Panel MAshRome: Everywhere is remix
Al via la seconda giornata del Festival MAshRome con il panel che ha messo a confronto ospiti internazionali, tra cui il messicano Carlos Amorales
di Francesca Britti
Ieri 9 Maggio si è svolto il panel del MAshRome Festival, di cui Ghigliottina è media partner, presso la Real Academia de España di Roma.
È curioso che per parlare di arte remixata la location scelta sia un’architettura costruita fra il 1481 e il 1500, per volere di Isabella di Castiglia e Ferdinando II di Aragona.
Rifacendosi alla celebre frase di Lavoisier Nulla si crea, nulla si distrugge tutto si trasforma il Everywhere is remix riporta in auge pezzi di storia del cinema o dell’arte o della musica rimescolandoli dando vita a nuove suggestive creazioni.

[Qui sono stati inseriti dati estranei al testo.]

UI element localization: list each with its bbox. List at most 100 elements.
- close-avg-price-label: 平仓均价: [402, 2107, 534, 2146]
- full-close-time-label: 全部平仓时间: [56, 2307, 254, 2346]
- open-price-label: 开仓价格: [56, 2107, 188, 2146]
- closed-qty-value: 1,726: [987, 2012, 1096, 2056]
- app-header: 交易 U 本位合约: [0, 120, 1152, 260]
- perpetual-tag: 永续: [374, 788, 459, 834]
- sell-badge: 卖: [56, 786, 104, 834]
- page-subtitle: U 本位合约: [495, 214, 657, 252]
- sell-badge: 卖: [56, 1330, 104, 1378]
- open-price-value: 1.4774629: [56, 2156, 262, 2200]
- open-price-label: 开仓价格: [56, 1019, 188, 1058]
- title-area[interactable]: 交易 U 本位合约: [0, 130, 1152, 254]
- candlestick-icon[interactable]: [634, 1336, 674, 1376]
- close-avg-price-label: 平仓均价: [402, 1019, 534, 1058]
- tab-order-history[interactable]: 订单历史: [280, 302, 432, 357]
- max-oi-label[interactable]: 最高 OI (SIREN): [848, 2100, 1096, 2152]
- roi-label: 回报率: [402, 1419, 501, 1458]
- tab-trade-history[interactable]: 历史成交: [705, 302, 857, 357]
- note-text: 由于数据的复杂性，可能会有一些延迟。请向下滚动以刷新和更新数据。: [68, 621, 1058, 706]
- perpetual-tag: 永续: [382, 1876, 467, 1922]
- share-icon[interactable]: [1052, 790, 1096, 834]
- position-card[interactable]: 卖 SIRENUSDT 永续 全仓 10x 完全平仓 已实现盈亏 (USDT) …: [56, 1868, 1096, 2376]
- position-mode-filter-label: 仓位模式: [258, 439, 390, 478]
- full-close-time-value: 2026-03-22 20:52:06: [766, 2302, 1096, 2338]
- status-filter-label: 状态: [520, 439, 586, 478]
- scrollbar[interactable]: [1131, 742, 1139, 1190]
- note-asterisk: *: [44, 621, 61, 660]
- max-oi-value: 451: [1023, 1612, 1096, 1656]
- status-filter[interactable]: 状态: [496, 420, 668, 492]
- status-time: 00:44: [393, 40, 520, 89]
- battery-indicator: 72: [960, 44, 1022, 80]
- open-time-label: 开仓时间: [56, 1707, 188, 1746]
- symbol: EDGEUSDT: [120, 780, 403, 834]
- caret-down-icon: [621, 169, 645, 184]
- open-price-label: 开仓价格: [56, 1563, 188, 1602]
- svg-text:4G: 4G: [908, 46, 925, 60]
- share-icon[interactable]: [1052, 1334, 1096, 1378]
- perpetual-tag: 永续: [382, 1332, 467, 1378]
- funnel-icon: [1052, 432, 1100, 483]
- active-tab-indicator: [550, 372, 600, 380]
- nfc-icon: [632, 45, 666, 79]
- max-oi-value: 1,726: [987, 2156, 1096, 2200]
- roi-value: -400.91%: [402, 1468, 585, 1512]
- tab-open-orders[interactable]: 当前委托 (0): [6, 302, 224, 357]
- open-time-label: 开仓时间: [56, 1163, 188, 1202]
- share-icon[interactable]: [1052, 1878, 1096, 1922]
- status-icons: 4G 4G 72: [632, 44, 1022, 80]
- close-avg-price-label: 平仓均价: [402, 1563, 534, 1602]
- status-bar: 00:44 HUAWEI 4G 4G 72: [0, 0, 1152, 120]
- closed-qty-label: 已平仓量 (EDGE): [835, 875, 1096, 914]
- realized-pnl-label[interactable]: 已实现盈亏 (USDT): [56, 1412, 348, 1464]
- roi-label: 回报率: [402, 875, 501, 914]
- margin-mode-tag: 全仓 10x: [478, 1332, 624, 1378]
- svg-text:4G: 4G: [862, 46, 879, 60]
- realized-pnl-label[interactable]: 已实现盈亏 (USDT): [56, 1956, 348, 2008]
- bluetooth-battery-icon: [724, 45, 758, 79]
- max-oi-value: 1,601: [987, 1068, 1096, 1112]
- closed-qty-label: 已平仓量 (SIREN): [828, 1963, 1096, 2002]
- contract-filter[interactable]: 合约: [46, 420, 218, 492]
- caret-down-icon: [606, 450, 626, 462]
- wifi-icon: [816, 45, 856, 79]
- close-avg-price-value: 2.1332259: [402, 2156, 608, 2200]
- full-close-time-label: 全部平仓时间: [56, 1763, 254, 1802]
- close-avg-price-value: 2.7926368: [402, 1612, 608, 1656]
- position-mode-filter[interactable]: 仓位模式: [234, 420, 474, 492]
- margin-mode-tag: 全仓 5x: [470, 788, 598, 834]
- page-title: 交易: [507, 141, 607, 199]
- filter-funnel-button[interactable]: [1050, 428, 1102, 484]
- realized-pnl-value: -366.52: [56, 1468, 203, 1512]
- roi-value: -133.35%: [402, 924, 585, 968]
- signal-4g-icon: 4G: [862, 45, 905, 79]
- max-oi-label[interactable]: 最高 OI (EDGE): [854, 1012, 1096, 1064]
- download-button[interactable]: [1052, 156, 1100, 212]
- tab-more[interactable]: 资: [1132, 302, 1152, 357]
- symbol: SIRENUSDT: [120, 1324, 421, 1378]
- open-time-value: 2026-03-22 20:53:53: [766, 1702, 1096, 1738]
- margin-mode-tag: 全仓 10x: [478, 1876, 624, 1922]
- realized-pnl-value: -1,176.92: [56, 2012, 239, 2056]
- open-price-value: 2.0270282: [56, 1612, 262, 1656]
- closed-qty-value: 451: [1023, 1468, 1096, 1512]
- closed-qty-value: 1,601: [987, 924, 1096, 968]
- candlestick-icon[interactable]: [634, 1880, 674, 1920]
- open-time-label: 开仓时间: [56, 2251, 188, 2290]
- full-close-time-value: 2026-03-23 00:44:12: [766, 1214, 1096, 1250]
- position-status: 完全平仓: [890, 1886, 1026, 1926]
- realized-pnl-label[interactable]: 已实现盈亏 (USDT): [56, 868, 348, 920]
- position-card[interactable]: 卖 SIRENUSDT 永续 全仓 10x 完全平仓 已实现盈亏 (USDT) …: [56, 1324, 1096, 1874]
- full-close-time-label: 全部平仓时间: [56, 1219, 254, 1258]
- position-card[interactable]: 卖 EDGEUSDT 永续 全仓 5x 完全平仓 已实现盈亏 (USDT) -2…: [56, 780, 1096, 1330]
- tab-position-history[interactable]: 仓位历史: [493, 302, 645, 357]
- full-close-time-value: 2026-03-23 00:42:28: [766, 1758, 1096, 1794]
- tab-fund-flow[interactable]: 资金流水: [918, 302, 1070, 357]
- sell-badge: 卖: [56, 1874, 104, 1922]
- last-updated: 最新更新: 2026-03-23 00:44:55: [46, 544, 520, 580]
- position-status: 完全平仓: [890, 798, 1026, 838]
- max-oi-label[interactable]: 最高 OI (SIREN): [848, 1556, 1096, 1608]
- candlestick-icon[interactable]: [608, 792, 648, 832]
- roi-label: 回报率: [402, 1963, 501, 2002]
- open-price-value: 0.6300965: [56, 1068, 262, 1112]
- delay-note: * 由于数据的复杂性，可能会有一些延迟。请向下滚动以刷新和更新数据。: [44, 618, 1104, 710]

Ospiti quest’anno della prima giornata del Festival artisti internazionali provenienti da mondi artistici diversi che si sono confrontati fra di loro evidenziando analogie e differenze del modo di fare mash up. Horkay Istvan che ha presentato alcuni lavori prodotti in collaborazione con Peter Greenway. Nato come pittore si è trovato casualmente in questa nuova dimensione artistica e tra i lavori presentati spicca quello su un poeta ungherese morto durante l’Olocausto. A breve, ha ricordato, Istvan, ricorre in Ungheria la commemorazione dell’Olocausto quindi la sua ricerca sulle opere di questo poeta rimane costante e centrale in questo fase della sua produzione.
La crisi si sta diffondendo in tutta l’Europa più di quanto si creda. L’arte come risponde allora? In Ungheria l’aria che tira è tutt’altro che positiva. E Palfi Gyorgy ne è una testimonianza. Proveniente dalla regia più classica si è lanciato a produrre remix. Il lavoro presentato al pubblico contiene 500 pezzi, presi da film, scomposti e ricomposti. A causa dei diritti d’autore però l’artista non può trarre profitti da questo lavoro, che è stato presentato anche a Cannes e apprezzato molto dal pubblico, nonostante l’insolito linguaggio a cui gli spettatori di festival in Costa Azzurro non sono abituati.
Iuri Lech, direttore del Festival Matadac, è un videoartista che si serve molto delle nuove tecnologie, veri e propri strumenti di comunicazione innovativi non solo da un punto di vista tecnico ma anche narrativo. Attraverso queste tecnologie, secondo Lech, l’arte di oggi non è più nel cinema ma nella video art. E le sue produzioni lo dimostrano. A differenza degli artisti citati (e più in generale) Lech fa un remix di immagini sue personali sviluppando una sceneggiatura iniziale che poi si trasforma grazie all’inaspettato, mostrando il meglio di sè. Uno script preciso non è, perciò, necessario, “bisogna tenere tutto in mente“.
Antonietta de Lillo, l’unica italiana partecipante al panel, ha, invece, raccontato il percorso del remix partecipato, Il pranzo di Natale. Tre sono stati gli aspetti essenziali: il remix, le potenzialità della rete e le capacità narrative del cinema. Proprio la rete ha permesso la diffusione di questo mash up, tra cui, ad esempio, Larepubblica.it, che ha appoggiato il progetto della de Lillo.
Infine uno speciale intervento di Carlos Amorales, che ha conquistato “la scena internazionale per la sua sorprendente capacità visionaria e per la sensibilità ultramoderna con la quale elabora, mescolandoli, molteplici e opposti elementi“. Il suo racconto si è incentrato su come il punk sia arrivato in Messico grazie al remix. Il simbolo della sua creazione, le farfalle, si è diffuso a macchia d’olio tanto da influenzare anche i grandi nomi della moda, tra cui D&G e Victoria’s Secret.
Ciò che differenzia il remix, come hanno mostrato i lavori degli ospiti, è la capacità originale di mescolare elementi fra di loro diversissimi e magari apparentemente opposti ma che in fondo sono accomunati da un colore, un suono, un’immagine.